Karen Dee, the Airport Operators Association’s chief executive, also said the lack of action on VAT refunds or arrivals duty-free stories is a missed opportunity.

“These measures would have given a boost to airports, UK high streets, retailers and manufacturers all over the UK, through increased consumer spending in UK-based outlets. We will continue to make the case for these measures,” she said.

She welcomed the confirmation that full expensing will be made permanent, as it will enable more investment in new, greener vehicles and other machinery.

Meanwhile, Helen Dickinson, chief executive of the British Retail Consortium, said: “Retailers and their customers have been sold out by the chancellor’s statement, which does not do enough to support shops, shoppers, and an industry that employs over three million people, and many more across its supply chains.
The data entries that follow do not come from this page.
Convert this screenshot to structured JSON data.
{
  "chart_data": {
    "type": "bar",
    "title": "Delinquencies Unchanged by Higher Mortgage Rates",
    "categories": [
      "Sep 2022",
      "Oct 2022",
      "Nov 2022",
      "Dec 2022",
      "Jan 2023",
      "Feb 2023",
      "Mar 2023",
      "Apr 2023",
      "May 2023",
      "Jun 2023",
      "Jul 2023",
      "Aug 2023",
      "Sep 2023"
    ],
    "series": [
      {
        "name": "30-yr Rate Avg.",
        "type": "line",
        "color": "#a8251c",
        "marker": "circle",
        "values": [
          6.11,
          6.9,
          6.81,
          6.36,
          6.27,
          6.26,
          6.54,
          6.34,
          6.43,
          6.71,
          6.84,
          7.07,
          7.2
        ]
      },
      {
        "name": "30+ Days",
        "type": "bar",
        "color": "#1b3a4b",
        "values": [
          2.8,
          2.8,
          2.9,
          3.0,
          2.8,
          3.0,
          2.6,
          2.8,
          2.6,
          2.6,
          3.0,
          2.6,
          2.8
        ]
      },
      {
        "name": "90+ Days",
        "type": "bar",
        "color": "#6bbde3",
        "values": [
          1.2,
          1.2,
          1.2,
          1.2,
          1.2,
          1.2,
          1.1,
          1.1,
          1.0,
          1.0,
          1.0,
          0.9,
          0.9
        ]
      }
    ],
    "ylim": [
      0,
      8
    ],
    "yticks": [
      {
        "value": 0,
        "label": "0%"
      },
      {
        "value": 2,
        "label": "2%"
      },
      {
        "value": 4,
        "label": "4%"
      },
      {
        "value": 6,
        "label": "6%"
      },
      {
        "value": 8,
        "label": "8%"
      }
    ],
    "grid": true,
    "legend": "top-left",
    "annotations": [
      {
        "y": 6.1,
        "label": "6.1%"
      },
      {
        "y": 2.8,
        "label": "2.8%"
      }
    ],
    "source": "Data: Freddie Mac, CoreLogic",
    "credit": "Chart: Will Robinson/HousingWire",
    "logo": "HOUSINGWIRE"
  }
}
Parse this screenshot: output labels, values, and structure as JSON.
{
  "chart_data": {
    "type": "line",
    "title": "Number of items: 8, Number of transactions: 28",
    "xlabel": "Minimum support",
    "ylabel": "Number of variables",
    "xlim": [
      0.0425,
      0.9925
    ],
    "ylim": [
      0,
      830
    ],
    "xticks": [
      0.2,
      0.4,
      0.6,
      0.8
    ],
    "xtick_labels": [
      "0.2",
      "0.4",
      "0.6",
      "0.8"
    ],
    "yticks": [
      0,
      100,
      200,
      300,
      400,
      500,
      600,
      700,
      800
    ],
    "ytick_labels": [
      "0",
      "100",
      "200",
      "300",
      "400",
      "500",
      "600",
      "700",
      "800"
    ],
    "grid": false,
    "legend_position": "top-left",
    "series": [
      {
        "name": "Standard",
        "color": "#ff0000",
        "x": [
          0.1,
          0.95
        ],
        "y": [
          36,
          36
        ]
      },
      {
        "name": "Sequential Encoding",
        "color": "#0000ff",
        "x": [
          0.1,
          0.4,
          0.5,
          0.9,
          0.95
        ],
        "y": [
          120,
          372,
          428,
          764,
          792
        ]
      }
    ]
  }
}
“The chancellor has poured fuel on the fire spreading across our high streets with a tax hike on shops and other businesses. His decision to increase the business rates standard multiplier will cost retailers hundreds of millions every year.

“And with the chancellor introducing the largest increase to National Living Wage on record, retailers are under ever-increasing cost pressures.

“The extension to the Retail, Hospitality and Leisure relief and the freezing of the Small Business Multiplier is a gesture of support to high streets and while it may help some smaller businesses, it does nothing for those retailers that provide the lion’s share of employment, investment, and low-cost essentials for customers.

“The chancellor has done little to prevent the decline of our town and city centres and his decision will see thousands of stores pushed into the red.

“The country needs wholesale reform of our broken business rates system.”